The ANA test reveals the abnormality of autoantibodies attacking the body’s own cells, which may indicate the diagnosis of lupus. Further testing is needed. The RA test checks for autoimmune disease of the joints. I have an appointment with a specialist in December. Sjogren Syndrome is an inflammatory disease affecting the immune system and tear and salivary glands – hence dry eyes and dry mouth issues.

So now I am trying to get my short-term memory cells to communicate with each other, because I am performing in two stand-up comedy routines next weekend. As the Alive & Kickin’ (A&K Sisters), my stand-up partner Diane Miner and I will be opening for the Decoding Annie Parker movie and book signing in Scottsdale on Saturday. It is about the discovery of the breast cancer gene.

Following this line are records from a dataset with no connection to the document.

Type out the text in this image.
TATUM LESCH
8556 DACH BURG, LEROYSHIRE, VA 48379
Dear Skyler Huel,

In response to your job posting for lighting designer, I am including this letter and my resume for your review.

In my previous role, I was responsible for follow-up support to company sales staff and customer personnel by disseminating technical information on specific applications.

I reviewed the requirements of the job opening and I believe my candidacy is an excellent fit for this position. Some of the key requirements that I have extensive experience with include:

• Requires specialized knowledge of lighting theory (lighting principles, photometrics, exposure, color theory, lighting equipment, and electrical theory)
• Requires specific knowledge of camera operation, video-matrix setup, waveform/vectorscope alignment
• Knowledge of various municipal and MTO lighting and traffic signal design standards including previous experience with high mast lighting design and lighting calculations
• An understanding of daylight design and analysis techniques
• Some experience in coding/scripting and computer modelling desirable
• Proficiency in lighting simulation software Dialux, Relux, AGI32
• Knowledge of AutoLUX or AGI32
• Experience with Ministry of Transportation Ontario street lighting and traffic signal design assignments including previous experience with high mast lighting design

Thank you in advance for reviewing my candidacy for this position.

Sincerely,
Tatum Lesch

On Sunday in Tempe I will be doing a stand-up comedy act as MaMa La Verne at the IMPROV, along with other comics, to benefit the Leukemia & Lymphoma Society.

So there it is. Life is unexpected and concerning, yet joyful. Hope is the word: Spread the laughter, heal the soul.
In the end what matters most is how well you lived,
how well you loved,
how well you learned to let go,
how much you laughed
and how hard you kicked cancer’s ass!